Das ist die Buße, die dir der Herr auflegt.'
Da nahm der Einsiedler das Stück Holz und ging in die
Welt zurück, die er so lange nicht gesehen hatte. Er aß
und trank nichts, als was man ihm an den Türen reichte;
manche Bitte aber ward nicht gehört, und manche Türe
blieb ihm verschlossen, also daß er oft ganze Tage lang
keinen Krumen Brot bekam. Einmal war er vom Morgen bis Abend
von Türe zu Türe gegangen, niemand hatte ihm etwas
gegeben, niemand wollte ihn die Nacht beherbergen, da ging er
hinaus in einen Wald und fand endlich eine angebaute Höhle,
und eine alte Frau saß darin. Da sprach er 'gute Frau,
behaltet mich diese Nacht in Euerm Hause.' Aber sie antwortete
'nein, ich darf nicht, wenn ich auch wollte.
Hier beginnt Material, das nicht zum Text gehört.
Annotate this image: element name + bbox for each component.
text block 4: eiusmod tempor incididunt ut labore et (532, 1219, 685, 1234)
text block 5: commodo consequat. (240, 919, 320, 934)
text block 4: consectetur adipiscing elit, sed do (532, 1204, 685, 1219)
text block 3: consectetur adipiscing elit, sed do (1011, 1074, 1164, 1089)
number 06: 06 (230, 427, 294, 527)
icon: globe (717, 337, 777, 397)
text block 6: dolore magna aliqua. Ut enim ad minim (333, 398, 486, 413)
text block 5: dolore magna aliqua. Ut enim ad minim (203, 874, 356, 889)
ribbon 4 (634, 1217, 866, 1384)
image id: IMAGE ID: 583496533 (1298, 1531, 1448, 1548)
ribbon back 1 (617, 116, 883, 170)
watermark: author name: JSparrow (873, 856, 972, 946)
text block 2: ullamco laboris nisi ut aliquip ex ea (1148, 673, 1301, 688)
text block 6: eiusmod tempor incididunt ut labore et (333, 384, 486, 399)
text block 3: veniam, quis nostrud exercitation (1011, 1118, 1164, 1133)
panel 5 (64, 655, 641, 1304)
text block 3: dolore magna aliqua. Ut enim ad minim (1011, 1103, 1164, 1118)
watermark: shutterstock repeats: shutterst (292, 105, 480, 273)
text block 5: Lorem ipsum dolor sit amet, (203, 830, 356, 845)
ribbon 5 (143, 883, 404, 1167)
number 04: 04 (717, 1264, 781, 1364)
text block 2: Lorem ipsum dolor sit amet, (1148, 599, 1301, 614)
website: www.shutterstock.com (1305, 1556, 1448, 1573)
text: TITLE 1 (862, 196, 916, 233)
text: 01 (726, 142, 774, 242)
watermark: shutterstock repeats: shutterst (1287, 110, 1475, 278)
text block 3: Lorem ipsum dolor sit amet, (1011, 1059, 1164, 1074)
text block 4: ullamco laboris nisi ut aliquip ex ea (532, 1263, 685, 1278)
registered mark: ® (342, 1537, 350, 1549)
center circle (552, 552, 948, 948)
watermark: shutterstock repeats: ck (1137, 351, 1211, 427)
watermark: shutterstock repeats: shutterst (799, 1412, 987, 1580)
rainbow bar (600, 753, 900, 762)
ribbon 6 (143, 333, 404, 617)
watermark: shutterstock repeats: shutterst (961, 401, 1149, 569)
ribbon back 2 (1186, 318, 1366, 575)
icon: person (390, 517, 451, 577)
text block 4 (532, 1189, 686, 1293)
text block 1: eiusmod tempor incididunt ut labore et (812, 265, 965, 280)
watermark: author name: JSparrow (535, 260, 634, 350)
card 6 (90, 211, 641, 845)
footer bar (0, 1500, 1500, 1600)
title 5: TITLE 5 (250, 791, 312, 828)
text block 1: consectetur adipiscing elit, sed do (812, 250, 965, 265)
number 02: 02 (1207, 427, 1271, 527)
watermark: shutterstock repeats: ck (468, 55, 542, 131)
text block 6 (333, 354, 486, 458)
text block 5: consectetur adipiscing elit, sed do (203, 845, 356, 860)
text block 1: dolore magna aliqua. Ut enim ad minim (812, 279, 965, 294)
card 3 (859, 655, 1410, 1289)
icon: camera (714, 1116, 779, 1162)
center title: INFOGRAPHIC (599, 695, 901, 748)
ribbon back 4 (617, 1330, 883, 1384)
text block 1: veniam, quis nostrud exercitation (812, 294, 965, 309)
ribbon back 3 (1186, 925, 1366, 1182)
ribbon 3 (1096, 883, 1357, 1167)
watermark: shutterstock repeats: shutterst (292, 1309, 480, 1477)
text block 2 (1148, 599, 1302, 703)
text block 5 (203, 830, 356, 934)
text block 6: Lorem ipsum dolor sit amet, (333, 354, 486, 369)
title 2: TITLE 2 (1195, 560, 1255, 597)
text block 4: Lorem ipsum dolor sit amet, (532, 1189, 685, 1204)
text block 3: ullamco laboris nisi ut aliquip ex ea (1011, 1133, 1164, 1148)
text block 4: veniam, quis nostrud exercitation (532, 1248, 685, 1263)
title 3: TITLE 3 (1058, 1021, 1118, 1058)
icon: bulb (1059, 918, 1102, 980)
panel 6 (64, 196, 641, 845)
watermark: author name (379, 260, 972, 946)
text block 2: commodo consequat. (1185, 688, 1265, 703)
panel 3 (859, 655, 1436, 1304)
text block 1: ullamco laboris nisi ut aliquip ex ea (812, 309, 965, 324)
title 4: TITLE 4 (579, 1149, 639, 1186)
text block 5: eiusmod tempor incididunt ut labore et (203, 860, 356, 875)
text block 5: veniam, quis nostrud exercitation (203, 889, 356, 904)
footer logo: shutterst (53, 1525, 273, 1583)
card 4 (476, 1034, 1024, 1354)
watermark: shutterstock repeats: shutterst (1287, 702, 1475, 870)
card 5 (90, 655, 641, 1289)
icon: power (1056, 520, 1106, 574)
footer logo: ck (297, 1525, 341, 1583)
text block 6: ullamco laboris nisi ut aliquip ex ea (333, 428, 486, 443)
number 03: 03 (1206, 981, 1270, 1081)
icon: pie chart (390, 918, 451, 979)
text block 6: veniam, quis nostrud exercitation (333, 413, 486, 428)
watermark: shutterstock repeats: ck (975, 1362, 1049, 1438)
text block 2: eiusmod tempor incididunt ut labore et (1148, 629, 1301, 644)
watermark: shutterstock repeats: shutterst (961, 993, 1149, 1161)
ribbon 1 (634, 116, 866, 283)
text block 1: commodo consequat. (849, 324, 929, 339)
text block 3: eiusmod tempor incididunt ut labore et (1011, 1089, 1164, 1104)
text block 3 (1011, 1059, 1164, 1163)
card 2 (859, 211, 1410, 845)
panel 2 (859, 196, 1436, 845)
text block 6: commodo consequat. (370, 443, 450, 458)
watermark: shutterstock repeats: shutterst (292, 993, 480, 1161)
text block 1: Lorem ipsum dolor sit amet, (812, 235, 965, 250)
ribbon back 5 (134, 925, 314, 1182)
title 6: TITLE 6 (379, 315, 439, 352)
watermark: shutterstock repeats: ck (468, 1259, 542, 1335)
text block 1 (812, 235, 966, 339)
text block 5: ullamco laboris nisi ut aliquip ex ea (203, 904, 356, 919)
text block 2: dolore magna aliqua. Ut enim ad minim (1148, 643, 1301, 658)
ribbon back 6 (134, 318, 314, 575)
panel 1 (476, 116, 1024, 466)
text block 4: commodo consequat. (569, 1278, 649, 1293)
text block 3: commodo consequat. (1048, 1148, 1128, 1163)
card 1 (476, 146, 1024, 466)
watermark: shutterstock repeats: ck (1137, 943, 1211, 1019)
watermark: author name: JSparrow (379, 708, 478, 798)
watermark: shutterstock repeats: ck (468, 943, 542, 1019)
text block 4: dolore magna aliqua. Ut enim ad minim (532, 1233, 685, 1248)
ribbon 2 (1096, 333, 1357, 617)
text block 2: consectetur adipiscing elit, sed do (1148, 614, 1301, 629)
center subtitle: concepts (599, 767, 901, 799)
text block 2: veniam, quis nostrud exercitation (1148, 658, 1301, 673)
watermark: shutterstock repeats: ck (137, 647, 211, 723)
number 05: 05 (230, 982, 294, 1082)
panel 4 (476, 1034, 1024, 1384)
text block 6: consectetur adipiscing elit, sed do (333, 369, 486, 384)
Ich habe drei Söhne,
die sind bös und wild, wenn sie von ihrem Raubzug heim
kommen und finden Euch, so würden sie uns beide umbringen.'
Da sprach der Einsiedler 'laßt mich nur bleiben, sie werden
Euch und mir nichts tun,' und die Frau war mitleidig und ließ
sich bewegen. Da legte sich der Mann unter die Treppe und das
Stück Holz unter seinen Kopf. Wie die Alte das sah, fragte
sie nach der Ursache, da erzählte er ihr, daß er
es zur Buße mit sich herumtrage und nachts zu einem Kissen
brauche. Er habe den Herrn beleidigt, denn als er einen armen
Sünder auf dem Gang nach dem Gericht gesehen, habe er gesagt,
diesem widerfahre sein Recht. Da fing die Frau an zu weinen
und rief 'ach, wenn der Herr ein einziges Wort also bestraft,
wie wird es meinen Söhnen ergehen, wenn sie vor ihm im
Gericht erscheinen.'
Um Mitternacht kamen die Räuber heim, lärmten und
tobten. Sie zündeten ein Feuer an, und als das die Höhle
erleuchtete und sie einen Mann unter der Treppe liegen sahen,
gerieten sie in Zorn und schrien ihre Mutter an 'wer ist der
Mann? haben wirs nicht verboten, irgend jemand aufzunehmen?'
Da sprach die Mutter 'laßt ihn, es ist ein armer Sünder,
der seine Schuld büßt.' Die Räuber fragten 'was
hat er getan? Alter,' riefen sie, erzähl uns deine Sünden.'
Der Alte erhob sich und sagte ihnen, wie er mit einem einzigen
Wort schon so gesündigt habe, daß Gott ihm zürne,
und er für diese Schuld jetzt büße. Den Räubern
ward von seiner Erzählung das Herz so gewaltig gerührt,
daß sie über ihr bisheriges Leben erschraken, in
sich gingen und mit herzlicher Reue ihre Buße begannen.
Der Einsiedler, nachdem er die drei Sünder bekehrt hatte,
legte sich wieder zum Schlafe unter die Treppe. Am Morgen aber
fand man ihn tot,' und aus dem trocknen Holz, auf welchem sein
Haupt lag' waren drei grüne Zweige hoch emporgewachsen.
Also hatte ihn der Herr wieder in Gnaden zu sich aufgenommen.